Les lois pour réguler le travail du sexe prenant racine dans le contrôle de la migration, nous pensons qu’il est également essentiel de porter une attention particulière aux conditions des TDS migrantes dans nos revendications pour la décriminalisation. Même en Nouvelle-Zélande, pays souvent vu comme l’exemple en terme de décriminalisation du travail du sexe, les TDS migrantes n’ont toujours pas le droit de travailler légalement près de 20 ans après le changement de lois. La lutte au trafic sexuel est directement reliée aux efforts des pays occidentaux de limiter la migration. Nous pensons que la seule solution pour remédier aux abus des personnes migrantes dans l’industrie du sexe est d’abolir la détention et les déportations, d’ouvrir les frontières et d’accorder un statut pour tout.e.s. Cela permettrait aux personnes migrantes qui travaillent dans l’industrie du sexe, ou dans toute autre industrie qui contourne les droits du travail, d’accèder à des protections sociales.

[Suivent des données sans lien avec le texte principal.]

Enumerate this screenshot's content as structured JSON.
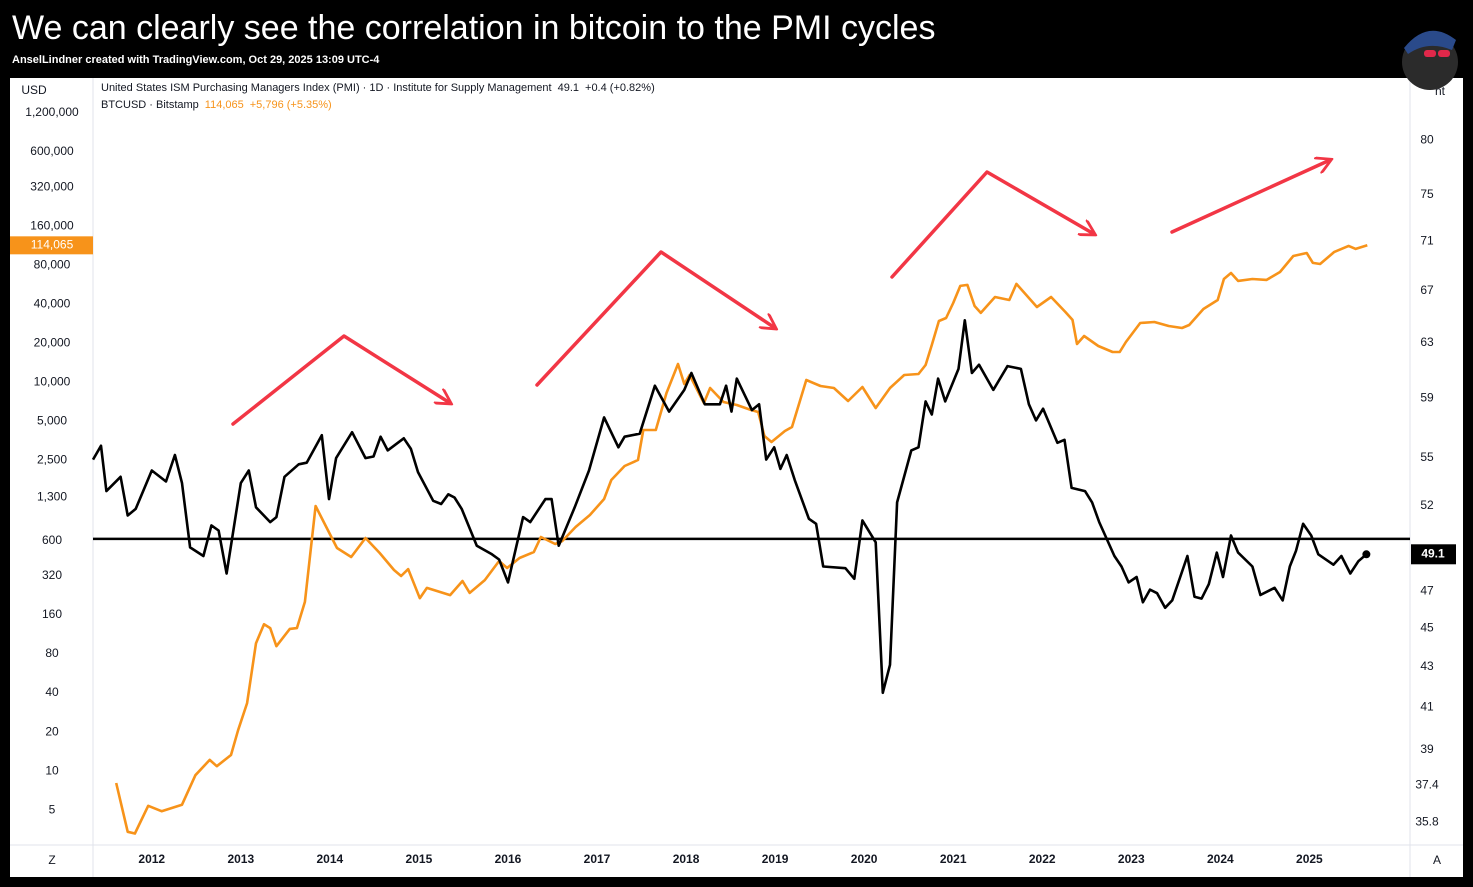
{
  "header": {
    "title": "We can clearly see the correlation in bitcoin to the PMI cycles",
    "subtitle": "AnselLindner created with TradingView.com, Oct 29, 2025 13:09 UTC-4"
  },
  "chart_data": {
    "type": "line",
    "ylabel": "USD",
    "y2label": "nt",
    "corner_left": "Z",
    "corner_right": "A",
    "log_scale": true,
    "y2_log_scale": true,
    "grid": false,
    "xlim": [
      2011.34,
      2026.13
    ],
    "xticks": [
      2012,
      2013,
      2014,
      2015,
      2016,
      2017,
      2018,
      2019,
      2020,
      2021,
      2022,
      2023,
      2024,
      2025
    ],
    "ylim": [
      2.69,
      2230000
    ],
    "yticks": [
      5,
      10,
      20,
      40,
      80,
      160,
      320,
      600,
      {
        "value": 1300,
        "label": "1,300"
      },
      {
        "value": 2500,
        "label": "2,500"
      },
      {
        "value": 5000,
        "label": "5,000"
      },
      {
        "value": 10000,
        "label": "10,000"
      },
      {
        "value": 20000,
        "label": "20,000"
      },
      {
        "value": 40000,
        "label": "40,000"
      },
      {
        "value": 80000,
        "label": "80,000"
      },
      {
        "value": 160000,
        "label": "160,000"
      },
      {
        "value": 320000,
        "label": "320,000"
      },
      {
        "value": 600000,
        "label": "600,000"
      },
      {
        "value": 1200000,
        "label": "1,200,000"
      }
    ],
    "y2lim": [
      34.85,
      86.1
    ],
    "y2ticks": [
      35.8,
      37.4,
      39,
      41,
      43,
      45,
      47,
      52,
      55,
      59,
      63,
      67,
      71,
      75,
      80
    ],
    "reference_line": {
      "value": 50,
      "axis": "y2",
      "color": "#000000"
    },
    "series": [
      {
        "name": "United States ISM Purchasing Managers Index (PMI) · 1D · Institute for Supply Management",
        "change": "+0.4 (+0.82%)",
        "color": "#000000",
        "axis": "y2",
        "x": [
          2011.34,
          2011.43,
          2011.49,
          2011.65,
          2011.73,
          2011.82,
          2012.0,
          2012.16,
          2012.26,
          2012.34,
          2012.43,
          2012.58,
          2012.67,
          2012.75,
          2012.84,
          2013.0,
          2013.09,
          2013.17,
          2013.33,
          2013.4,
          2013.49,
          2013.65,
          2013.74,
          2013.91,
          2013.99,
          2014.07,
          2014.25,
          2014.4,
          2014.49,
          2014.57,
          2014.65,
          2014.83,
          2014.91,
          2014.99,
          2015.16,
          2015.25,
          2015.33,
          2015.4,
          2015.48,
          2015.65,
          2015.82,
          2015.9,
          2016.0,
          2016.17,
          2016.25,
          2016.42,
          2016.49,
          2016.57,
          2016.75,
          2016.91,
          2017.08,
          2017.24,
          2017.31,
          2017.48,
          2017.65,
          2017.81,
          2017.98,
          2018.06,
          2018.21,
          2018.38,
          2018.45,
          2018.51,
          2018.57,
          2018.74,
          2018.82,
          2018.9,
          2018.99,
          2019.06,
          2019.13,
          2019.22,
          2019.38,
          2019.46,
          2019.54,
          2019.79,
          2019.89,
          2019.98,
          2020.13,
          2020.21,
          2020.29,
          2020.37,
          2020.53,
          2020.61,
          2020.69,
          2020.76,
          2020.83,
          2020.91,
          2021.06,
          2021.13,
          2021.21,
          2021.29,
          2021.45,
          2021.61,
          2021.76,
          2021.85,
          2021.93,
          2022.01,
          2022.17,
          2022.25,
          2022.33,
          2022.48,
          2022.56,
          2022.64,
          2022.81,
          2022.89,
          2022.97,
          2023.06,
          2023.13,
          2023.21,
          2023.29,
          2023.38,
          2023.46,
          2023.63,
          2023.71,
          2023.79,
          2023.87,
          2023.96,
          2024.03,
          2024.12,
          2024.2,
          2024.36,
          2024.45,
          2024.61,
          2024.7,
          2024.78,
          2024.85,
          2024.93,
          2025.02,
          2025.1,
          2025.27,
          2025.36,
          2025.46,
          2025.55,
          2025.64
        ],
        "values": [
          54.9,
          55.8,
          52.9,
          53.8,
          51.4,
          51.8,
          54.2,
          53.5,
          55.2,
          53.4,
          49.5,
          49.0,
          50.8,
          50.5,
          48.0,
          53.4,
          54.2,
          51.9,
          51.0,
          51.3,
          53.8,
          54.6,
          54.7,
          56.5,
          52.4,
          55.0,
          56.7,
          55.0,
          55.1,
          56.4,
          55.5,
          56.3,
          55.6,
          54.1,
          52.3,
          52.1,
          52.7,
          52.5,
          51.8,
          49.6,
          49.1,
          48.8,
          47.5,
          51.3,
          51.0,
          52.4,
          52.4,
          49.6,
          51.9,
          54.2,
          57.7,
          55.7,
          56.4,
          56.6,
          59.9,
          58.1,
          59.6,
          60.8,
          58.6,
          58.6,
          59.9,
          58.1,
          60.4,
          58.2,
          58.6,
          54.9,
          55.7,
          54.3,
          55.2,
          53.6,
          51.2,
          50.9,
          48.4,
          48.3,
          47.7,
          51.1,
          49.8,
          41.7,
          43.1,
          52.2,
          55.5,
          55.7,
          58.8,
          57.9,
          60.4,
          58.8,
          61.1,
          64.7,
          60.8,
          61.4,
          59.6,
          61.3,
          61.1,
          58.6,
          57.5,
          58.3,
          56.0,
          56.2,
          53.1,
          52.9,
          52.2,
          51.0,
          49.0,
          48.4,
          47.5,
          47.8,
          46.4,
          47.1,
          46.9,
          46.1,
          46.5,
          49.0,
          46.7,
          46.6,
          47.4,
          49.2,
          47.8,
          50.2,
          49.2,
          48.4,
          46.8,
          47.2,
          46.5,
          48.4,
          49.3,
          50.9,
          50.2,
          49.1,
          48.5,
          49.0,
          48.0,
          48.7,
          49.1
        ]
      },
      {
        "name": "BTCUSD · Bitstamp",
        "change": "+5,796 (+5.35%)",
        "last_value_label": "114,065",
        "color": "#f7931a",
        "x": [
          2011.6,
          2011.73,
          2011.81,
          2011.96,
          2012.11,
          2012.34,
          2012.49,
          2012.65,
          2012.73,
          2012.89,
          2012.97,
          2013.07,
          2013.17,
          2013.26,
          2013.33,
          2013.4,
          2013.55,
          2013.63,
          2013.72,
          2013.84,
          2013.92,
          2014.08,
          2014.24,
          2014.4,
          2014.56,
          2014.72,
          2014.8,
          2014.88,
          2015.01,
          2015.09,
          2015.35,
          2015.49,
          2015.57,
          2015.74,
          2015.9,
          2015.99,
          2016.13,
          2016.29,
          2016.37,
          2016.53,
          2016.61,
          2016.76,
          2016.92,
          2017.08,
          2017.16,
          2017.31,
          2017.46,
          2017.52,
          2017.66,
          2017.78,
          2017.91,
          2017.98,
          2018.04,
          2018.2,
          2018.27,
          2018.42,
          2018.57,
          2018.73,
          2018.81,
          2018.88,
          2018.96,
          2019.11,
          2019.19,
          2019.35,
          2019.51,
          2019.66,
          2019.82,
          2019.98,
          2020.13,
          2020.29,
          2020.45,
          2020.61,
          2020.69,
          2020.76,
          2020.84,
          2020.92,
          2021.0,
          2021.08,
          2021.16,
          2021.24,
          2021.31,
          2021.47,
          2021.63,
          2021.71,
          2021.87,
          2021.94,
          2022.1,
          2022.26,
          2022.34,
          2022.39,
          2022.47,
          2022.63,
          2022.79,
          2022.87,
          2022.94,
          2023.1,
          2023.26,
          2023.42,
          2023.57,
          2023.65,
          2023.81,
          2023.97,
          2024.04,
          2024.12,
          2024.2,
          2024.36,
          2024.52,
          2024.67,
          2024.82,
          2024.97,
          2025.04,
          2025.12,
          2025.28,
          2025.44,
          2025.52,
          2025.65
        ],
        "values": [
          8.1,
          3.4,
          3.3,
          5.4,
          4.9,
          5.5,
          9.3,
          12.2,
          10.9,
          13.3,
          20.7,
          33.5,
          97,
          136,
          127,
          92,
          125,
          127,
          202,
          1110,
          866,
          527,
          449,
          629,
          482,
          356,
          320,
          362,
          216,
          259,
          228,
          293,
          237,
          298,
          418,
          369,
          441,
          490,
          640,
          565,
          596,
          765,
          946,
          1257,
          1763,
          2261,
          2515,
          4287,
          4287,
          8272,
          13855,
          9710,
          11394,
          6927,
          9045,
          7053,
          6685,
          6117,
          5900,
          3853,
          3463,
          4212,
          4524,
          10427,
          9371,
          9045,
          7174,
          9205,
          6339,
          9045,
          11394,
          11595,
          13609,
          19414,
          29745,
          31371,
          40960,
          55425,
          56425,
          38840,
          34310,
          45575,
          43200,
          57450,
          43200,
          38135,
          45575,
          34910,
          30290,
          19765,
          22790,
          19075,
          17150,
          17150,
          20480,
          28705,
          29225,
          27210,
          26265,
          27705,
          36820,
          43200,
          62740,
          69810,
          60585,
          62740,
          61700,
          71060,
          94425,
          99575,
          83400,
          81920,
          101400,
          112850,
          106950,
          114065
        ]
      }
    ]
  }
}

Toutefois, les réformes légales ne sauraient à elles seules lutter contre les violences structurelles desquelles les TDS sont souvent aux intersections. Les femmes, les personnes migrantes, racisées, trans et hadicapées sont toutes surreprésentées dans le travail du sexe et parmis les personnes victimisées. Les barrières aux emplois traditionnels, les difficultés d’accès au logement à un prix décent et de taille adéquate, les difficultés d’accès grandissantes à des soins de santé gratuits et universels, à la garde d’enfants, et plus largement, la pauvreté structurelle et les inégalités croissantes, sont tous des facteurs d’augmentation de la violence. Ces obstacles structurels font qu’une personne peut être obligée de rester dans une situation de violence, que ce soit la violence d’un conjoint, d’un proxénète ou d’un employeur. La prison, la criminalisation, la stigmatisation et la répression sont des facteurs d’accroissement de ces inégalités et non pas des solutions! Si nous voulons lutter contre la violence envers les TDS, les femmes et les personnes opprimées par le genre, il faudra réclamer davantage de ressources, de l’argent dans nos poches et un toit pour tout.e.s. Nous irons chercher cet argent à même le budget qui nous criminalise!